Am needing asking to doctor Poskrjebisheva ,as she is on zoz press for 2016 shared in issue as For are importance are rhythm and frequently ,as she detailed described a how to fight with atrial arrhythmia ,as all put on shelves ,like .But i am having an often arythmia,as am interesting a how to fight her,asked Tamara,and about this asked and Lidia.
As today a cure for such disease or today a her calling as fibrillation is more easy,than in paroxysmal ,as attacking,and here doctors are put two goals as to control a pulse frequency and prevent stroke.
As an affect on arrhythmia influence a diseases as a reason for her display,as in one letter is called ischaemic heart disease,and on a much cases this is very true. And doctor put this diagnosis ,just from a factor a arrhythmia having and adult age. And on practise is more often,than ischaemic heart diseases a arrhythmia is causing hypertension. And this is a principally,so as an adequate cure a hypertension is preventing a future progressing arrhythmia.
And in such patients is an importance to exclude a pathology for thyroid gland,as a her rising function as hyperthyreosis ,and here testing for TT , T3, T4 AND share results for ECHO ECG AS HEART ULTRASOUND,and this is a help to put a arrhythmia reason as heart defect for example and to define a prognosis. Anf if put a constant arrhythmia form thus a sizes for a left pre heart is on ECHO CG are 42 mm,and age is 65/70 years,after a ready medicament right you can restore rhythm till norm. And a whole advises here are not useful.

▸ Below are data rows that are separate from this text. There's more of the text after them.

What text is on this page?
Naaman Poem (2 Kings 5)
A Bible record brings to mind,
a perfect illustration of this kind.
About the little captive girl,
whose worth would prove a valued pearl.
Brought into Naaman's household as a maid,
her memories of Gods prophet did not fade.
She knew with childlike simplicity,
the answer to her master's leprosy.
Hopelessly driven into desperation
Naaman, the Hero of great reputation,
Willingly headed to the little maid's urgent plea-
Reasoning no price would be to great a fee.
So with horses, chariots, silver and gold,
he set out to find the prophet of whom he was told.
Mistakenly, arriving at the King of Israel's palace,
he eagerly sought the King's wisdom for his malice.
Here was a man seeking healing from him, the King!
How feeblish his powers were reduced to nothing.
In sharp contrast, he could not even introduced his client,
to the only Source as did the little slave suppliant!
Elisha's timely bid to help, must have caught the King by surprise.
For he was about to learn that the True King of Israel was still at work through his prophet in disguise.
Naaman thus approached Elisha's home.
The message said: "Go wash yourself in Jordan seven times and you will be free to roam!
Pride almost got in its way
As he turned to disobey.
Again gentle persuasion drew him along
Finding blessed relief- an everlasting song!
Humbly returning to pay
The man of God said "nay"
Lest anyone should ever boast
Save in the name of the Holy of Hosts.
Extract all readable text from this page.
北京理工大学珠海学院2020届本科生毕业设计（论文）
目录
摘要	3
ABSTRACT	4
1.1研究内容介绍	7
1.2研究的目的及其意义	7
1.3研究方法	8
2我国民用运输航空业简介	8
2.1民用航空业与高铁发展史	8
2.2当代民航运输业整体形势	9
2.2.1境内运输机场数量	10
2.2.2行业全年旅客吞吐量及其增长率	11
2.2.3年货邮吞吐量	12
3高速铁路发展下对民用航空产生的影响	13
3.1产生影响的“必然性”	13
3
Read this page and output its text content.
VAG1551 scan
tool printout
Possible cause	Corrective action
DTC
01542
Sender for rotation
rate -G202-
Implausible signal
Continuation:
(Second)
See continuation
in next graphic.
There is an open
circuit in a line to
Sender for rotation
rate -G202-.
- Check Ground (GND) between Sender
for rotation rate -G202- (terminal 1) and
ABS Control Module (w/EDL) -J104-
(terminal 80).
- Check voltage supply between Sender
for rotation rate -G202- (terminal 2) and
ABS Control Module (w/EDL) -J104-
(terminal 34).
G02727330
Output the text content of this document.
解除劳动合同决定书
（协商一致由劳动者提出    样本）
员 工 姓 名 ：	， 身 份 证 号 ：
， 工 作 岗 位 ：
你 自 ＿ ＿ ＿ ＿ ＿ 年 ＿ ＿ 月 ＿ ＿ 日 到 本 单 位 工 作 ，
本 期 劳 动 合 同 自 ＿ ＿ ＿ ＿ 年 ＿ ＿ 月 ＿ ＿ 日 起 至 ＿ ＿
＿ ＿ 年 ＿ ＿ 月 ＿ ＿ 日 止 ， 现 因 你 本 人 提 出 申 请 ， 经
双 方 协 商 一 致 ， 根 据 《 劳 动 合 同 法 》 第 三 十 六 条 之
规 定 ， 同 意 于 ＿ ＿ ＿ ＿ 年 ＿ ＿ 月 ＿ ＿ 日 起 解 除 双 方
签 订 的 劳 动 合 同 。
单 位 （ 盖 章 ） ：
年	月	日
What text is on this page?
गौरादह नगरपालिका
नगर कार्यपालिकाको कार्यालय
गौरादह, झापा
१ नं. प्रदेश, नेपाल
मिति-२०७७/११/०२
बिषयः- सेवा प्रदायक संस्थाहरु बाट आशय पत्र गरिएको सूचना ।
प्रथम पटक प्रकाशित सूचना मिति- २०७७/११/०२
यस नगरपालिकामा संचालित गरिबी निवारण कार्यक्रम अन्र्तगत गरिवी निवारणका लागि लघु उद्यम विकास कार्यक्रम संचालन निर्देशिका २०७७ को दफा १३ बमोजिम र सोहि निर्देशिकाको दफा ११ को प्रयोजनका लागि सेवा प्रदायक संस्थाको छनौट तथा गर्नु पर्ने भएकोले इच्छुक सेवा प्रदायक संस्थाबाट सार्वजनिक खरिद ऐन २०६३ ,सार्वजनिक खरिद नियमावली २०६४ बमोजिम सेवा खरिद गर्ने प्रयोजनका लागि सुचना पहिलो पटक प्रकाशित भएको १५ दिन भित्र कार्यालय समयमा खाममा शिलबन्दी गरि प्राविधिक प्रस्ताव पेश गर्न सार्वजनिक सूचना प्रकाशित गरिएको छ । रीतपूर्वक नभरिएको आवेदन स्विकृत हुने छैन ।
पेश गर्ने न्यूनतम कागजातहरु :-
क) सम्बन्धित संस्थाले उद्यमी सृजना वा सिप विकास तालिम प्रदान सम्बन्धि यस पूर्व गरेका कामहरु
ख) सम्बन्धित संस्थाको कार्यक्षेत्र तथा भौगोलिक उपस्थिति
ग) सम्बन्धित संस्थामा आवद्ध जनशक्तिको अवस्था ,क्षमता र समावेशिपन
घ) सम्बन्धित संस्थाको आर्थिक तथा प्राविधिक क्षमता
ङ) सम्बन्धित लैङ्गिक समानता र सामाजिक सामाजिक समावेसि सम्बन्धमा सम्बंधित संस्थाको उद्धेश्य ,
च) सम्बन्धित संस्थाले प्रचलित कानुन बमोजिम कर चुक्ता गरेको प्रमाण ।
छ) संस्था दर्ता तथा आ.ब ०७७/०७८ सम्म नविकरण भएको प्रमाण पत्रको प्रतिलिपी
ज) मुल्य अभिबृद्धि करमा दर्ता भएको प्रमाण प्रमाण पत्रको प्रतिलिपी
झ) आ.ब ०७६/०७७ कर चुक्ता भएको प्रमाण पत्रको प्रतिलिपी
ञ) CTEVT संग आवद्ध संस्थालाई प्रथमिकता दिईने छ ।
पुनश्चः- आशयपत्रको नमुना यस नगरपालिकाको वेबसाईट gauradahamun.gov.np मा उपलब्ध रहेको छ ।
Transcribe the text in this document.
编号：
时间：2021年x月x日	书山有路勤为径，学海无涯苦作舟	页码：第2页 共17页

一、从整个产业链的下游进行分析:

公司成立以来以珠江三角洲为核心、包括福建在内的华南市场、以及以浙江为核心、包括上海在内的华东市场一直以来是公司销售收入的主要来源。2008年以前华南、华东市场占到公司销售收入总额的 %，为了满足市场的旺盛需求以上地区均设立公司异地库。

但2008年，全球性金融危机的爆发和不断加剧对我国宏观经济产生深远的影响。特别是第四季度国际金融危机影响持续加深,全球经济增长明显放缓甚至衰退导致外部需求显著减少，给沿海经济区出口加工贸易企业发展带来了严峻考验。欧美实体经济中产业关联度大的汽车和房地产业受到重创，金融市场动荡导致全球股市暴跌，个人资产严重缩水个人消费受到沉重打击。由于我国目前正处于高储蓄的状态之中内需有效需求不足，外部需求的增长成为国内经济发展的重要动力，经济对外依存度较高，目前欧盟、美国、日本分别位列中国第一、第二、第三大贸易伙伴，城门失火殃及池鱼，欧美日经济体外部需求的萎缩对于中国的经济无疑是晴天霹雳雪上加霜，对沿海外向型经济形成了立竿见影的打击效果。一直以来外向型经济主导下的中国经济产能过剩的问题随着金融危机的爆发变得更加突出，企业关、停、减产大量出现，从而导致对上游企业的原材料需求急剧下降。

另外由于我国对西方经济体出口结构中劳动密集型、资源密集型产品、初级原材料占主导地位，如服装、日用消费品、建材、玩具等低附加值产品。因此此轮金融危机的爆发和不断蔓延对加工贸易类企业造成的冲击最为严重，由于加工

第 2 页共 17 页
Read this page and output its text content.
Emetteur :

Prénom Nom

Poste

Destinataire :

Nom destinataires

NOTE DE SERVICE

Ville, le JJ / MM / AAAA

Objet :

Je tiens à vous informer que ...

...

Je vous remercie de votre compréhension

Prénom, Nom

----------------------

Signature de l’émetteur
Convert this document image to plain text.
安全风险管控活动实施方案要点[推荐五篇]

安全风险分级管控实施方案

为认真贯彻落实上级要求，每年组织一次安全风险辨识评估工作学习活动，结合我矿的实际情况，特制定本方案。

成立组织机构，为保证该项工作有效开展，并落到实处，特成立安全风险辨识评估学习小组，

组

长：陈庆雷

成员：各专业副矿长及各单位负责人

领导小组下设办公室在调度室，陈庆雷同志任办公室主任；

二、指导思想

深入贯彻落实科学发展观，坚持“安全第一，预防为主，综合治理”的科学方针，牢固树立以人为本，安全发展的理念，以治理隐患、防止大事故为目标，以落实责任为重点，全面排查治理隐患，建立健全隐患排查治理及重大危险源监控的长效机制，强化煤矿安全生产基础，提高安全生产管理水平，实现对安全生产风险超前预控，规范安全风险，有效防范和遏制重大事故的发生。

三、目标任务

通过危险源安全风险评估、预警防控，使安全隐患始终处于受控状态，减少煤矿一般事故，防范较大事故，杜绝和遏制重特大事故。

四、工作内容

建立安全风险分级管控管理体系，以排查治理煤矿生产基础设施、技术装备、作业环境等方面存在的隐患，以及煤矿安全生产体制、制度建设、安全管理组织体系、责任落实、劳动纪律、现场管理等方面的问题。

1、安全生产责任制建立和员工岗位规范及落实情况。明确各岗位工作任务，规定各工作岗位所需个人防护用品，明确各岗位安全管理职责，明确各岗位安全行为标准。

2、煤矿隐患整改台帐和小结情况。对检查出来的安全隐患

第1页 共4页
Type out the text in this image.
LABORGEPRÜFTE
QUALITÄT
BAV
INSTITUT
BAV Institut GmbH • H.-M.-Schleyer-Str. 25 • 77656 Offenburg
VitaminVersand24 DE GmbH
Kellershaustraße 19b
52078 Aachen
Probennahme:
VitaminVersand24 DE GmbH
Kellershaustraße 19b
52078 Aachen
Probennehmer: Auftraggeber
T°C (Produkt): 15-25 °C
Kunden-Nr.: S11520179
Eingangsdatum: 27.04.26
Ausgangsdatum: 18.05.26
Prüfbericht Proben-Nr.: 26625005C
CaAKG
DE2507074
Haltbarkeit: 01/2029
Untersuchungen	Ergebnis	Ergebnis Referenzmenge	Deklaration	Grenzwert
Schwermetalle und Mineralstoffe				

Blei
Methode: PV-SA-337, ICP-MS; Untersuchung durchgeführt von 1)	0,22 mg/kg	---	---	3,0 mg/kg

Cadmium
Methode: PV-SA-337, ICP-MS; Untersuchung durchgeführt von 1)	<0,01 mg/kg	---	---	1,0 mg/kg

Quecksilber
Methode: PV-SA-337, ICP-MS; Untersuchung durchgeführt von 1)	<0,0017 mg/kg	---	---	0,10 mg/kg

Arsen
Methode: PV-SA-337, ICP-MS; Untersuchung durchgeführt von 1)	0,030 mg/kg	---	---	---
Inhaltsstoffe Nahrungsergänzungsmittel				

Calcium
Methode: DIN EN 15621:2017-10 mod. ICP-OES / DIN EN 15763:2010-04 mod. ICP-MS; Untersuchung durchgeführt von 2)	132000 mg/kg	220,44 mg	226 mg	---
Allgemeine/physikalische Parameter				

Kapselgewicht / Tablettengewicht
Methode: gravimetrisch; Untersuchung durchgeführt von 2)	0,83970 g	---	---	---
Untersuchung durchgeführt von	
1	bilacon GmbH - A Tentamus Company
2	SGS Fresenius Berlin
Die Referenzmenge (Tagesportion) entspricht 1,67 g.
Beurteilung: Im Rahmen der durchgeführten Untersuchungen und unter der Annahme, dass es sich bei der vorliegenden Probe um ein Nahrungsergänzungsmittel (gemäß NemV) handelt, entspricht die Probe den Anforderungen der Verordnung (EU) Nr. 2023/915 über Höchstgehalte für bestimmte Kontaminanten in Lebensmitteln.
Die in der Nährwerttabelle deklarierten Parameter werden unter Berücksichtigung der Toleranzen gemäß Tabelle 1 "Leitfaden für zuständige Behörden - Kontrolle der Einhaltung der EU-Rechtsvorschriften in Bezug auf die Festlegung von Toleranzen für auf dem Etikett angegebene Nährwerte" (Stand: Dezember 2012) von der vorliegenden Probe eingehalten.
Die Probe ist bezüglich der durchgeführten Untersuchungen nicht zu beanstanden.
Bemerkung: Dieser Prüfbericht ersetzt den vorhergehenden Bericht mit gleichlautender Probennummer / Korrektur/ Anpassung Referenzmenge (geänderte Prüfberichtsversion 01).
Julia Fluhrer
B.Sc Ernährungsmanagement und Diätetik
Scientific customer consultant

As if decided a constant arrhythmia form,thus an importance relief a disease display and a quality for life, thus a need to control for pulse, as rare frequency for heart shortenings ,that reload heart, is ability with adrenal blockers as bisoprolol as he is comfortable in use as 2.5 /5/10 mg for one times a day,and dose is must to have that a pulsation frequency is lead to 55/65 /70 hits , if a such frequency is a good enduring,and somethimes are needing using a heart glycosides as digoxin 0.25 mg for one pill a day, as in a thin patient 0.5 pill, obesity till 1.5 pill a day as they are with a beta blockers is rare pulse. And remember a dose for digoxin is avoiding self changing,just with a doctor, its a high risk!
As for all patients are needing doing preventing stroke, which here is high risk,than in healthy patients,as here adding anti aggregants as derivatives for acetylsalicylic acidum as cardiomagnyl or thrombo acc or other and sometime a needing a very serious remedy is varfarin as preventing thrombosis, and not coagulating blood , and in his use a need an constant blood test , as INR which is need from 2 till 3 as on begin a one time in three days as in selected dose is one time in a month. And consult with a doctor! And if he it prescribes,thus aspirin remedies are not using,as theirs using with varfarine is a high risk for bleeding. As a change for varfarine are dabigatran, rivaroxaban, or apixaban as more easier in use as not testing INR as 110 mg for 2 times day or 20 mg a day, but theirs price is bigger,than varfarin, but not need in laboratory control.
As in any reason for arrhythmia she is a risk for a heart chronic failure,thus for her preventing and curing using remedies are fozinopril, enalapril, perindopril and analogists theirs as lozartan, valsartan, candesartan and dose selects by a artherial pressure stats as in high and low use as 140/90, and better is less 130/80, and higher 90/100/60/80.